Rawley would not, and he said so. And after breakfast he started out with Nevada, following the two burros which went nipping down the river under empty packsaddles. There seemed to be certain advantages in becoming a cousin of Nevada, Rawley discovered. Their chaperonage had been practically abandoned; they were accompanied by the burros and only one dog. The trailing cloud of young Cramers were sharply called off by Aunt Gladys, and Nevada drove the other dogs back with rather accurately aimed stones. Anita, for some reason which Rawley was not sufficiently acute to fathom, failed altogether to put in an appearance. It was the first time since Rawley came into the basin that Nevada prepared to set off without her grandmother.

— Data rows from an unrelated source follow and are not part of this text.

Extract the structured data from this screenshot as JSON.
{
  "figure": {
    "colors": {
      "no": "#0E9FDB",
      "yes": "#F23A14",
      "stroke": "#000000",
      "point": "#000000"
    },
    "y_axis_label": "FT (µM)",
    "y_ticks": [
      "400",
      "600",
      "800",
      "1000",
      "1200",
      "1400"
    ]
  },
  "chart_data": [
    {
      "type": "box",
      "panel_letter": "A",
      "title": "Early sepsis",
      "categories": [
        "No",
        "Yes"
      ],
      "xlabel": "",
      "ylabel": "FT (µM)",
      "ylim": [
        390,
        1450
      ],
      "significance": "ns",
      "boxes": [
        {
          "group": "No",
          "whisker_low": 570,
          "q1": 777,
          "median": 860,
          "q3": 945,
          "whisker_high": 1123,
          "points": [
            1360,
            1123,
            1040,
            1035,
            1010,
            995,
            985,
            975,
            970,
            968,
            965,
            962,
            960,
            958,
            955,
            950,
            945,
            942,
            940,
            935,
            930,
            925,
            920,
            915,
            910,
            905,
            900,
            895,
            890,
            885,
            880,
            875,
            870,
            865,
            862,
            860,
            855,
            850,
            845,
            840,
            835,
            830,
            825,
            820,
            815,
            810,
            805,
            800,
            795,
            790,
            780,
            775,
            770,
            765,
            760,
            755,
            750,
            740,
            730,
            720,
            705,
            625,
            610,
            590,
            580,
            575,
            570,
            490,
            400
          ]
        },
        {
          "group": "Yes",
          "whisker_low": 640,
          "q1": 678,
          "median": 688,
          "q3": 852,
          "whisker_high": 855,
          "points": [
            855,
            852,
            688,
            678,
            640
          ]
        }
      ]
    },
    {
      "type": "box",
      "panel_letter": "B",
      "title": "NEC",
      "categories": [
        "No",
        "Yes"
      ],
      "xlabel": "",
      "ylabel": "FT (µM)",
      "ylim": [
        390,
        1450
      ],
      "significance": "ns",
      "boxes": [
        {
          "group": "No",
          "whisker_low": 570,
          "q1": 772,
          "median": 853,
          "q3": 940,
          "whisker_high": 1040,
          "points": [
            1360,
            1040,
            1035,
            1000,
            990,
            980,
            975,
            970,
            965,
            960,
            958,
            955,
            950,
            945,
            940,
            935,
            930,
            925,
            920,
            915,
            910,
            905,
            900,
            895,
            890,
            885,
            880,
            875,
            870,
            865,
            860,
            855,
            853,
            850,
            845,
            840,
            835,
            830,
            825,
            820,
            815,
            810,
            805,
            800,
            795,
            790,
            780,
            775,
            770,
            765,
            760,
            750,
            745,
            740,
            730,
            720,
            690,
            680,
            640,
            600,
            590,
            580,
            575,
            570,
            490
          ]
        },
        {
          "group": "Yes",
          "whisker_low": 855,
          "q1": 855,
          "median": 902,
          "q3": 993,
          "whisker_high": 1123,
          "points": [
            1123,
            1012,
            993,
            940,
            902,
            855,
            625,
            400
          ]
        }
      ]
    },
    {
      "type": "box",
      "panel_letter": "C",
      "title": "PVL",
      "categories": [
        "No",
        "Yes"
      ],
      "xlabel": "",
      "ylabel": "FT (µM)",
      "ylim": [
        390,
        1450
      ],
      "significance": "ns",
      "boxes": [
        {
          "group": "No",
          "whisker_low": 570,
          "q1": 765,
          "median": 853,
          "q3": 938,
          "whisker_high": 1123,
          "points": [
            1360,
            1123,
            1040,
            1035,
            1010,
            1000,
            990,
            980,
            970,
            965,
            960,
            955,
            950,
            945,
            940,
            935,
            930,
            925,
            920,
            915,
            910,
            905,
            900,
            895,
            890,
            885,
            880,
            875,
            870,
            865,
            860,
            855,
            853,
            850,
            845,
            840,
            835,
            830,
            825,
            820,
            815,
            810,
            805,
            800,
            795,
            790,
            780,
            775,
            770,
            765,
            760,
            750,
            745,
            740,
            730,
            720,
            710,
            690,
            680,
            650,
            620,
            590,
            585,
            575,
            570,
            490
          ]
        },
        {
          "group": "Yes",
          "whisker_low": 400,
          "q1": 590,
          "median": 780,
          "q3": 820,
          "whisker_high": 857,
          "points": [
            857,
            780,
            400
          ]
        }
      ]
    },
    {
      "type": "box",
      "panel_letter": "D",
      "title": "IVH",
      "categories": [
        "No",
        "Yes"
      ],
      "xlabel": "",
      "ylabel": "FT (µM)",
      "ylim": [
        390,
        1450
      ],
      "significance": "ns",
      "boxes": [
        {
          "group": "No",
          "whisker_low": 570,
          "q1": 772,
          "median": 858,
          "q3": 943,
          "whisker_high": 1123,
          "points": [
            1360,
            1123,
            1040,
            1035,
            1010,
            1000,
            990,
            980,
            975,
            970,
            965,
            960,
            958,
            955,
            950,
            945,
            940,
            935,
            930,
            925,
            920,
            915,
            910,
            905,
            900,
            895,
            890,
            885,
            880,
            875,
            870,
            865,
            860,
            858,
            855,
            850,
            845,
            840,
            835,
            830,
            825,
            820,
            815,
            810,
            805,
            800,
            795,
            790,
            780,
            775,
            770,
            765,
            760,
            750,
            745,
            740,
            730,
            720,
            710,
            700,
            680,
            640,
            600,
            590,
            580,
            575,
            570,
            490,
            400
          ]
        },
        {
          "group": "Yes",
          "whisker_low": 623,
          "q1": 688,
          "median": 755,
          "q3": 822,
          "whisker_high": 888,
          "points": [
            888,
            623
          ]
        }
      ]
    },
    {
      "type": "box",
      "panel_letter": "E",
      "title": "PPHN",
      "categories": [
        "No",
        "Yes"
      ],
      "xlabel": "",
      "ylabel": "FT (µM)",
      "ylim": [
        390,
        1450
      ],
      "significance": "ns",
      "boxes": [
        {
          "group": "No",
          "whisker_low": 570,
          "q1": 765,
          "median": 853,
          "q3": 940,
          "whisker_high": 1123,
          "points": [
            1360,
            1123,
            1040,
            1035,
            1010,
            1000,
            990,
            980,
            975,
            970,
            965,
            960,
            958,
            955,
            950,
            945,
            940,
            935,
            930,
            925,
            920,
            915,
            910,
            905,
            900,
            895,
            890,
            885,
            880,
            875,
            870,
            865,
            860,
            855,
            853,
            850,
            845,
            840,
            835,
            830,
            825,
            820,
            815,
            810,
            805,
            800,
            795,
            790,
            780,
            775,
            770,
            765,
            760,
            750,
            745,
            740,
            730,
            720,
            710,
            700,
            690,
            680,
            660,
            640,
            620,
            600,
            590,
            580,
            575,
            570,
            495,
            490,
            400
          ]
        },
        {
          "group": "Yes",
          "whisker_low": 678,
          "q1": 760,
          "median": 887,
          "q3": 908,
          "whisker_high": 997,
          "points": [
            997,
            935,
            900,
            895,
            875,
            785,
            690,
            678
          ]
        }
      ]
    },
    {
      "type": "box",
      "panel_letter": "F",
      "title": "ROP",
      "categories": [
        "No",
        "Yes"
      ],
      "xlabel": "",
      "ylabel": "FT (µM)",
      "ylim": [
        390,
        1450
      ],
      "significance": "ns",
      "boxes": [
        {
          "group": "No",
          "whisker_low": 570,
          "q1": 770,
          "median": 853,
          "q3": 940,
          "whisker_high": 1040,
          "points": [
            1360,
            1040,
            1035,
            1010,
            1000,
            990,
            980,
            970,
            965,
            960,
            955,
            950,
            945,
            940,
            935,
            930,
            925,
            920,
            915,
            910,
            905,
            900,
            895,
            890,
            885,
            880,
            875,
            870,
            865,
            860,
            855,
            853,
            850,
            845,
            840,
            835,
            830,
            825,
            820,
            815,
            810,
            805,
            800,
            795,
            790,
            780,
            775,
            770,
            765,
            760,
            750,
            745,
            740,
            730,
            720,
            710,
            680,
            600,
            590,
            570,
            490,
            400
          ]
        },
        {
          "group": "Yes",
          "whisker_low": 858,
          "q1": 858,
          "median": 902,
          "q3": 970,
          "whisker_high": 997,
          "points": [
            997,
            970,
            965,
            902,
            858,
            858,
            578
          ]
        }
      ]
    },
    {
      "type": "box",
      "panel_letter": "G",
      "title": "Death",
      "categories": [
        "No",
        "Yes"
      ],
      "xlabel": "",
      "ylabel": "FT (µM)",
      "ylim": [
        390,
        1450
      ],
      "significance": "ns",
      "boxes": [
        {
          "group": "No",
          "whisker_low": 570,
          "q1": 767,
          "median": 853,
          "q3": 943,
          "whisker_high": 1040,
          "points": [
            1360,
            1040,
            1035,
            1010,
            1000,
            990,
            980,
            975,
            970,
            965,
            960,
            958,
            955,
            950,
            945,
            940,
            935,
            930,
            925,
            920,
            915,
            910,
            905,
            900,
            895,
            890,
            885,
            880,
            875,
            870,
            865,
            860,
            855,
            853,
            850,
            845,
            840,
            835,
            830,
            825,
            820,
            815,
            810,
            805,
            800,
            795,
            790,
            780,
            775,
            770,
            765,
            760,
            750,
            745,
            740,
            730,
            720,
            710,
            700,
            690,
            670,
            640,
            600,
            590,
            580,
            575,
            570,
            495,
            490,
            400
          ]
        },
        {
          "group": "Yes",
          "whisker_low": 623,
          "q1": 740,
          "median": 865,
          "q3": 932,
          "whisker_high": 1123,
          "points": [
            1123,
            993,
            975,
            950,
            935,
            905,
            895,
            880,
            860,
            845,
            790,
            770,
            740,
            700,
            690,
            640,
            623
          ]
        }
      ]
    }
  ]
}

Nevada, in her high-laced boots, khaki breeches and white shirt open at the throat, walked with her easy stride down the faint trail behind the burros. Rawley followed her, wondering man-fashion what thoughts she was thinking, how she felt about him, whether she was glad to be setting out like this with him for trail partner instead of her grandmother, and what she thought of him as a cousin.

He was not a particularly shy young man; there was too much of his grandfather in his make-up not to have had certain little romantic adventures of his own. He would have told you, with a bit of cynicism in his tone, that he knew girls and that they were all alike. But he was beginning to discover that he did not know Nevada Macalister. Now that he seemed to have become irrevocably her cousin by diplomacy and tribal belief, he was disposed to make what use he could of the relationship. But after half a mile of traveling with no more than an occasional monosyllable for Nevada’s contribution to the conversation, Rawley was compelled to admit to himself that the cousin business was not working as he would like to have it.

In view of her emotional outbreak last night, Rawley could not quite bring himself to the point of asking her outright how she liked her new cousin. But the question kept tickling his tongue, nevertheless. Then he reflected that Nevada was rather generously supplied with cousins, none of them definitely desirable. From that thought it was only a short jump to the next inevitable conclusion. Nevada, he decided, had placed him mentally alongside those other pestiferous cousins, the offspring of Gladys and Young Jess. Or if she had not, she was surely according him the same treatment.

As a romantic chapter in their acquaintance, the trip was a flat failure. Nevada was businesslike,—and aloof. Rawley’s faint hope that some unforeseen incident would occur to shock Nevada out of her insouciant mood died of inanition. The camp outfit they found exactly as it had been left, except that a rat had rashly decided to make a nest in a fold of the wrapped tent. This did not seem to interest Nevada in the slightest degree. She helped him with the packing and did not seem to care whether he hurt his newly healed arm or not. They returned as they had gone,—Nevada silent, following the burros that plodded sedately homeward under their loads, Rawley trailing after her in complete discouragement over the rebuffs his friendly overtures had received.

They did not so much as see a rattlesnake.